Seeking Safety: Memphis mayor confronts crime problem head-on
Posted January 26, 2014
Memphis, Tenn. — Mayor A C Wharton doesn't sugarcoat anything when it comes to the major violent crime problems facing Memphis.
And that means he is not afraid to say that the biggest contributors to the problem are young black men.
"That kind of admission is critical because as long as you are in any kind of state of denial, you are going to close your eyes to some things that you really ought to see," Wharton says. "Some think you shouldn't single out a particular race, but if you look at who's coming into your jail, who's coming into juvenile court, you can't play this idealistic dream that they are no worse than anybody else."
Wharton is 69 and has lived in the same inner-city home for more than 40 years. He has worked in public service longer than that. He's a street-smart philosopher who has risen to the top job in a city of 655,000 where, as a black man, he was once a second-class citizen.
Before becoming mayor in 2009, Wharton was the mayor of Shelby County. Before that, he worked as a public defender in Memphis for 22 years. He earned his law degree from the University of Mississippi and spent years teaching there.
Wharton cares deeply about the downtrodden. He says he understands them. He's just having a hard time reaching them.
But he's trying, again and again, with nontraditional approaches, because, he says, the city cannot keep trying logical approaches to try to reach illogical people.
Wharton loves to tell stories. In one, he talks about a young boy who grew up watching his uncle sell stolen goods. When he got old enough, the boy started doing the same thing.

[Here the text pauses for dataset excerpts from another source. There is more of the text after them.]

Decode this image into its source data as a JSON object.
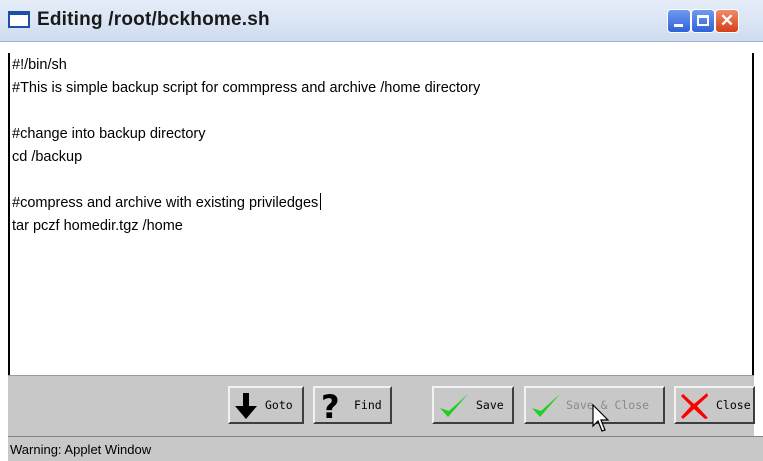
{
  "window": {
    "title": "Editing /root/bckhome.sh",
    "controls": {
      "minimize": "minimize-icon",
      "maximize": "maximize-icon",
      "close": "close-icon"
    }
  },
  "editor": {
    "lines": [
      "#!/bin/sh",
      "#This is simple backup script for commpress and archive /home directory",
      "",
      "#change into backup directory",
      "cd /backup",
      "",
      "#compress and archive with existing priviledges",
      "tar pczf homedir.tgz /home"
    ]
  },
  "toolbar": {
    "goto_label": "Goto",
    "find_label": "Find",
    "save_label": "Save",
    "save_close_label": "Save & Close",
    "close_label": "Close"
  },
  "status": {
    "text": "Warning: Applet Window"
  },
  "icons": {
    "goto": "down-arrow-icon",
    "find": "question-mark-icon",
    "save": "checkmark-icon",
    "save_close": "checkmark-icon",
    "close": "red-x-icon"
  },
  "colors": {
    "check": "#1fcf1f",
    "close_x": "#ff0000",
    "title_bar": "#dce6f5"
  }
}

"You were able to get that bike you wanted, that pair of shoes you wanted, because in your environment the illogical did work," Wharton says, sitting in his office overlooking the Mississippi River. "When you have grown up in an illogical world, you inherit the illogical. It goes on from generation to generation."
Fayetteville Police Chief Harold Medlock does not make the same kind of bold pronouncements about who is responsible for crime that Wharton does. But, like Wharton, Medlock says he believes in nontraditional responses to crime.
At a recent police focus meeting, Medlock directed officers to talk to the parents of teenagers suspected of committing several break-ins in hopes that the parents would intervene before police made arrests.
Medlock, who became Fayetteville's police chief about a year ago, thinks children need more mentors and more constructive things to do. He wants to start a police recreational league, and he recently took heat for turning the other way to complaints of youths playing basketball in the streets.
Wharton advocates many of those same nontraditional methods. What is important in the battle against crime, he says, is to understand the people you are trying to reach.
"You really have to be in tune with what you are dealing with," he says. "You can't sit down in a war room somewhere and look at some crime reports and say, 'I know what is going on here.' You really have to have folks who are willing to get dirt under their fingernails and find out what is really going on, which requires getting down to their level."
Wharton tells another story, this one about a 14-year-old boy who towers over his mother and refuses to listen to her. She goes to work and he is left to his own devices. His family life has no structure.
"In so many of our neighborhoods, kids are tumbled along just like a tumbleweed in an Arizona desert," Wharton says. "Whichever way the wind blows, that's the way they are going to go.
"So many of these young folks have never been exposed to the alternatives. They have never been exposed to something that will stimulate them, that will kind of get them to think through what they are doing.
"They are just acting, quite frankly, in accord with the norm, which involves gang-banging, stealing, smoking dope, whatever. But once somebody else comes in and says, 'Hey man, I used to run in this neighborhood but I cut that stuff loose and look what I'm doing now. ...'"
That's why Wharton created Memphis Guns Down in two troubled neighborhoods. It's a project funded through Bloomberg Philanthropies of New York that seeks to reduce gun violence.
"It's the access to guns that takes a young punk, who's trembling, scared of his own shadow. If he can get his hands on a pistol, he's Charles Atlas. He's Superman," Wharton says. "You get access to a gun and crack cocaine and you've got a volatile combination, so we zeroed in on that."
Wharton says the city has gotten tough on criminals who cannot be redeemed. For others, he says, the city offers alternatives, such as literacy and work-incentive programs.
As part of Memphis Guns Down, the city offers Summer Night Lights, opening a park at night for movies, swimming and games.
Wharton wants to see churches across the city start doing similar things.
"For every Friday night that you have 200 kids on a parking lot, not being engaged in violence, being victimized by violence, witnessing it, that is a seed," he says. "Those are the seeds of success throughout their particular neighborhoods."
Wharton also has started a program that offers free lunches during the summer months, the only catch being that those who eat will also be counseled.
"Again, it goes back to the nontraditional," Wharton says. "Whoever thought of using a hot lunch as a crimefighting tool?"
The mayor has taken criticism from hard-liners who think he is being soft on crime. For them, he has a quick response:
"I would much prefer to save a fool from his folly than to try to save the city from the consequences of a fool's folly."